Moreover, not only is silence and lack of awareness on bullying detrimental to victims, but it is also destructive to bullies themselves. Youth involved in physical and verbal abuse — who may find their motivations rooted in psychological insecurities or social pressures — are also more likely to fail academically, develop abusive relationships, have other criminal convictions and abuse drugs-related substances as adults.
Today, I know that the line isn’t that easily drawn between bullied and bully. I have been both at different stages in life. Bullying is a struggle for power, which some would say is part of life, and in different contexts we can all manage to shift the balance from one side to the other — for example, when I react with pretentious surprise to someone's ignorance on any topic I consider essential —e.g. Almodovar — I'm also, in my own way, engaging in the power struggle game. In fact, from what I have seen, I would argue that people who have been on the losing side of the balance might try to overcompensate in later life stages and abusively gain their power back. However, the real danger comes when one side is able to completely dominate and crush the other, as it happens when the parties involved are only children or teenagers.

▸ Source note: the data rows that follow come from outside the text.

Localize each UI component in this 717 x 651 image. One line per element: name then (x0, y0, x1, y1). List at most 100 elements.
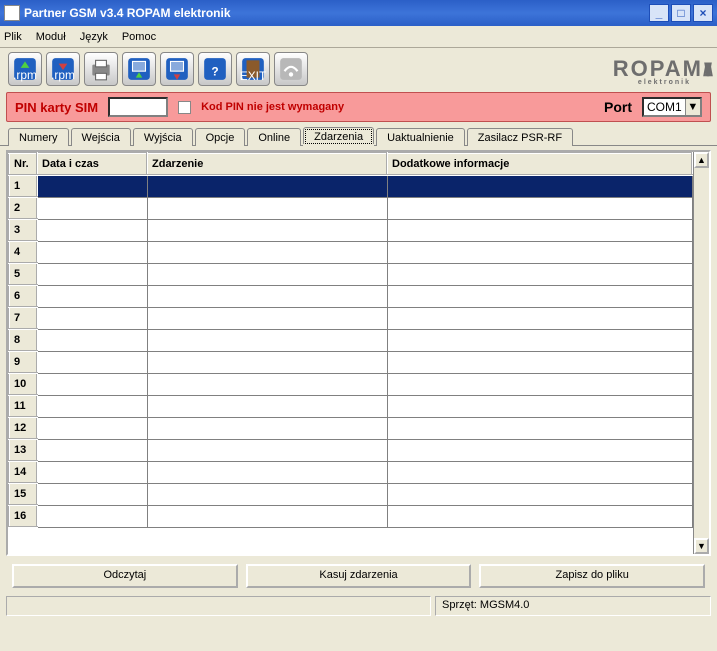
events-table: Nr.Data i czasZdarzenieDodatkowe informa… (8, 152, 693, 528)
pin-noreq-checkbox[interactable] (178, 101, 191, 114)
table-row[interactable]: 10 (9, 373, 692, 395)
cell (387, 285, 692, 307)
cell (147, 417, 387, 439)
tab-online[interactable]: Online (247, 128, 301, 146)
table-row[interactable]: 9 (9, 351, 692, 373)
cell (37, 219, 147, 241)
pin-input[interactable] (108, 97, 168, 117)
tab-zdarzenia[interactable]: Zdarzenia (303, 127, 374, 146)
table-row[interactable]: 5 (9, 263, 692, 285)
close-button[interactable]: × (693, 4, 713, 22)
chevron-down-icon: ▼ (685, 99, 700, 115)
toolbar: .rpm .rpm ? EXIT ROPAM/\/\/\ elektronik (0, 48, 717, 88)
print-button[interactable] (84, 52, 118, 86)
cell (147, 307, 387, 329)
read-button[interactable]: Odczytaj (12, 564, 238, 588)
cell (37, 307, 147, 329)
cell: 10 (9, 373, 37, 395)
cell (387, 439, 692, 461)
cell (37, 197, 147, 219)
table-row[interactable]: 6 (9, 285, 692, 307)
cell (387, 307, 692, 329)
clear-button[interactable]: Kasuj zdarzenia (246, 564, 472, 588)
tab-wyjcia[interactable]: Wyjścia (133, 128, 193, 146)
vertical-scrollbar[interactable]: ▲ ▼ (693, 152, 709, 554)
cell (387, 505, 692, 527)
table-row[interactable]: 1 (9, 175, 692, 197)
table-row[interactable]: 7 (9, 307, 692, 329)
column-header[interactable]: Data i czas (37, 153, 147, 175)
cell (37, 417, 147, 439)
table-row[interactable]: 13 (9, 439, 692, 461)
maximize-button[interactable]: □ (671, 4, 691, 22)
pinbar: PIN karty SIM Kod PIN nie jest wymagany … (6, 92, 711, 122)
scroll-down-icon[interactable]: ▼ (694, 538, 709, 554)
menu-pomoc[interactable]: Pomoc (122, 31, 156, 43)
cell (37, 461, 147, 483)
svg-text:.rpm: .rpm (13, 68, 37, 82)
save-rpm-button[interactable]: .rpm (46, 52, 80, 86)
table-row[interactable]: 11 (9, 395, 692, 417)
upload-button[interactable] (160, 52, 194, 86)
exit-button[interactable]: EXIT (236, 52, 270, 86)
menu-jezyk[interactable]: Język (80, 31, 108, 43)
port-label: Port (604, 99, 632, 115)
table-row[interactable]: 12 (9, 417, 692, 439)
cell: 15 (9, 483, 37, 505)
cell (387, 351, 692, 373)
table-row[interactable]: 4 (9, 241, 692, 263)
app-icon (4, 5, 20, 21)
scroll-up-icon[interactable]: ▲ (694, 152, 709, 168)
cell: 11 (9, 395, 37, 417)
cell (147, 505, 387, 527)
table-row[interactable]: 14 (9, 461, 692, 483)
scroll-track[interactable] (694, 168, 709, 538)
table-row[interactable]: 2 (9, 197, 692, 219)
cell (387, 483, 692, 505)
cell (37, 351, 147, 373)
cell (37, 483, 147, 505)
cell (37, 439, 147, 461)
cell (387, 461, 692, 483)
open-rpm-button[interactable]: .rpm (8, 52, 42, 86)
download-button[interactable] (122, 52, 156, 86)
port-value: COM1 (644, 99, 685, 115)
tab-wejcia[interactable]: Wejścia (71, 128, 131, 146)
tab-opcje[interactable]: Opcje (195, 128, 246, 146)
column-header[interactable]: Nr. (9, 153, 37, 175)
menu-plik[interactable]: Plik (4, 31, 22, 43)
wireless-button[interactable] (274, 52, 308, 86)
cell (37, 329, 147, 351)
table-row[interactable]: 8 (9, 329, 692, 351)
status-left (6, 596, 431, 616)
cell (387, 197, 692, 219)
column-header[interactable]: Dodatkowe informacje (387, 153, 692, 175)
port-combo[interactable]: COM1 ▼ (642, 97, 702, 117)
column-header[interactable]: Zdarzenie (147, 153, 387, 175)
save-file-button[interactable]: Zapisz do pliku (479, 564, 705, 588)
cell (387, 175, 692, 197)
menu-modul[interactable]: Moduł (36, 31, 66, 43)
cell (387, 329, 692, 351)
tab-zasilaczpsrrf[interactable]: Zasilacz PSR-RF (467, 128, 573, 146)
cell (147, 373, 387, 395)
pin-noreq-label: Kod PIN nie jest wymagany (201, 101, 344, 113)
tab-numery[interactable]: Numery (8, 128, 69, 146)
table-row[interactable]: 3 (9, 219, 692, 241)
cell (37, 285, 147, 307)
minimize-button[interactable]: _ (649, 4, 669, 22)
help-button[interactable]: ? (198, 52, 232, 86)
cell: 16 (9, 505, 37, 527)
tabbar: NumeryWejściaWyjściaOpcjeOnlineZdarzenia… (0, 126, 717, 146)
cell (147, 329, 387, 351)
cell (37, 175, 147, 197)
cell: 8 (9, 329, 37, 351)
cell (387, 219, 692, 241)
svg-text:EXIT: EXIT (240, 69, 266, 82)
tab-uaktualnienie[interactable]: Uaktualnienie (376, 128, 465, 146)
cell: 6 (9, 285, 37, 307)
table-row[interactable]: 15 (9, 483, 692, 505)
cell (147, 263, 387, 285)
table-row[interactable]: 16 (9, 505, 692, 527)
cell (387, 241, 692, 263)
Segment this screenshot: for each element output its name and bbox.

I believe there needs to be more awareness about the social phenomenon of bullying. It is only through openness of this issue that victims can normalize their experience and reconcile themselves with their past, as well as support others who are currently going through psychological difficulties due to having been abused. It is my hope that taboos on bullying — or any other form of vulnerability that is currently hidden from public conversation — will eventually be erased. In this way those suffering from bullying can seek help at an early stage, and those standing by can feel empowered to stop bullying at the first sign.
One day, after I finally shed most of my complexes and insecurities from being bullied, someone back in Spain told me that I should be thankful for the experience, as it let me become the kind of person I am today. “Excuse me?” I responded at that moment. But after thinking about it, I realized maybe they were right. Maybe going through such hardships has made me a stronger person in other realms, and maybe that is a good thing. I feel that after ten years, I have become the kind of person I want to be, and I am truly happy with the general direction my life has taken.
But I’m pretty sure that, even though I am happy now with the long-term results of this experience in me, I would still have liked to have the right to choose at the time. I would have liked to know what I would have been like had I not had to put up with such treatment. I would have liked to know what the average childhood feels like, so that when I'm a father, I can know whether I'm doing it right.
Thankfully, after having built and rebuilt my life at three different schools and countries, I still may shed a tear or two with videos like this
one, but it’s very hard for me to think of this topic as emotionally I once did. For a while, I believed this was purely because I lived within an institution that promotes diversity in all its forms. However, my experience has shown me that life has become easier for me simply because my ways of not fitting the norm have become more socially acceptable, usually at the expense of other social perceptions.
While this is indeed very convenient for me, it still means that some people in our community — those who do not fit our norms — are in as much risk of losing the power struggle as I once was, and that scares me. In the end, eradicating bullying will never happen if we only focus on shifting the norm. For a world free of power struggles, we should not just attempt to change our norms to more progressive standards, but rather collectively smash norms altogether. Only then will we be able to pride ourselves in living in a bullying-free institution.